How can we get kids to dream bigger? How can we provide role models where there aren’t any?
Mattel is trying to encourage girls to dream about the future by recreating the Barbie® doll. They’re using social media to show little girls pretending to be a college professor, a soccer coach, a veterinarian, a businesswoman and a museum guide. (These advertisements are so well done! It’s worth two minutes of your time to clink on this video link.) With more than 150 careers, Barbie is sending a message to little girls that they can be anything.
How empowering! I wonder how many little girls are spending their Christmas vacation from school playing with their new career Barbies.
Christmas brings back great childhood memories. Santa often brought my cousin Angie and me similar gifts. We received matching or coordinating clothing, as well as toys. Then our working moms would take us to one house or the other where we’d spend the day together playing with all of our gifts. One year we got the most amazing telephones! We could call one another in different rooms of the house, so we spent countless hours over that winter vacation playing office. We also spent countless hours playing school. Fast forward 40 years and my cousin is a special education teacher, and I enjoy hosting fall field trips to my little pumpkin patch.
One thing’s for certain, if there would have been a Barbie veterinarian back when I was writing letters to Santa, that doll would have been on my list! I probably would’ve asked for Farmer Barbie, too. She definitely would’ve made my list if she came with a flock of Suffolk sheep!

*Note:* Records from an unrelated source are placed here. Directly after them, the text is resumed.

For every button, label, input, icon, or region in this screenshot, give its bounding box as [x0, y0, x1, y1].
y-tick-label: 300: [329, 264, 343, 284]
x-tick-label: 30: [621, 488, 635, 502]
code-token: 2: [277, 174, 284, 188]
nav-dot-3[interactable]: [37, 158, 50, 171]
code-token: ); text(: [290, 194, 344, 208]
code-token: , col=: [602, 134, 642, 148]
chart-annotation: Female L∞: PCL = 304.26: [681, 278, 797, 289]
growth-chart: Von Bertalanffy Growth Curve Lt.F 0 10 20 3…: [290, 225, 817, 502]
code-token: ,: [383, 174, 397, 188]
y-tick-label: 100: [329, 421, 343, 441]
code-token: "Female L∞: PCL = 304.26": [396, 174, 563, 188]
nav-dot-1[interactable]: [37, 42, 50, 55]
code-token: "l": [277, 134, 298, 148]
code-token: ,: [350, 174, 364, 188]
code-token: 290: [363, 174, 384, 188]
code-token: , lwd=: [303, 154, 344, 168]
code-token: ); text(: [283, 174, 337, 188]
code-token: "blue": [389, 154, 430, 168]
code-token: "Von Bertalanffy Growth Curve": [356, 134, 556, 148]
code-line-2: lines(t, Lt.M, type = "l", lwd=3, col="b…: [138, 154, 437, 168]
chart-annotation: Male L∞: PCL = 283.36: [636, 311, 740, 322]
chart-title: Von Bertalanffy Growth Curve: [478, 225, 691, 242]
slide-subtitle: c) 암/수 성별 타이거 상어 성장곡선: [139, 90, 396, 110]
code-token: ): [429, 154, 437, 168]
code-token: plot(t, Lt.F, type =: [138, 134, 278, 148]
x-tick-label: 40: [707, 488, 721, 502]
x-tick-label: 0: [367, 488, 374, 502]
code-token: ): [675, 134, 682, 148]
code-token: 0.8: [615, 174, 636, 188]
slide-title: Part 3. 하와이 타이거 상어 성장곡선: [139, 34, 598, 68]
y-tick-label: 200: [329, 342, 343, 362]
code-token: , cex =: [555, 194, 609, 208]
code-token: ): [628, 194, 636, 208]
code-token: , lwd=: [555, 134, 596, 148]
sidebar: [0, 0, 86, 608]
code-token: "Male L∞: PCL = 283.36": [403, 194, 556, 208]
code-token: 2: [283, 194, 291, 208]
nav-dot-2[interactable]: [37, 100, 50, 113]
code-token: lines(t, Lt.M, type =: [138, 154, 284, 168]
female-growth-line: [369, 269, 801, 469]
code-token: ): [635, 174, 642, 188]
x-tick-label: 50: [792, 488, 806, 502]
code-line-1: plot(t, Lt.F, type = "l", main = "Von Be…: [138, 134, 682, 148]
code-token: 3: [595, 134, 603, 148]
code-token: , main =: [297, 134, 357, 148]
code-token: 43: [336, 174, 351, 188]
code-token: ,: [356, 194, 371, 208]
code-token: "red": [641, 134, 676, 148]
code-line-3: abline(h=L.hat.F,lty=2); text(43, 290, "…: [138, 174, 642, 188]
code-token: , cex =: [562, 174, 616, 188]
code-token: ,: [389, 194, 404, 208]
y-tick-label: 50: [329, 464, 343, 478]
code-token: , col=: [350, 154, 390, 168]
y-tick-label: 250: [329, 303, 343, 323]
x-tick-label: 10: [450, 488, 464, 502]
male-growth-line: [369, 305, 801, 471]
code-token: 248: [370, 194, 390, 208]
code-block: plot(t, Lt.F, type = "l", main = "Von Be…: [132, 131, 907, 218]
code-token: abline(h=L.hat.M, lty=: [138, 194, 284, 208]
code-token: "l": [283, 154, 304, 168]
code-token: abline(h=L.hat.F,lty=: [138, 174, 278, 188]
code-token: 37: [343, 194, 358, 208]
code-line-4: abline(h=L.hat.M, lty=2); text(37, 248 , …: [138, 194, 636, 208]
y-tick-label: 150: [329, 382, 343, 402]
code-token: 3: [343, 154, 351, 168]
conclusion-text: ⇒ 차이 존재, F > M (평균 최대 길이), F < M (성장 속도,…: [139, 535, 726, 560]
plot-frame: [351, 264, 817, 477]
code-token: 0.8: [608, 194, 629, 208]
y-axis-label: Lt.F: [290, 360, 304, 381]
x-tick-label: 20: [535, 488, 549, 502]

Creators of Barbie and makers for Mattel say the new career dolls provide role models where none existed. That’s why I’m such a proponent of the Farmher movement because young women in agriculture today are growing up with role models who are making a living in agriculture.
In last week’s Women in Agriculture post, Julianne Johnston shared how having three strong female role models made all the difference to her career success. We want to help inspire boys and girls of all ages to pursue agricultural careers, including farming and selling seed. Watch for new and exciting announcements from us in 2017!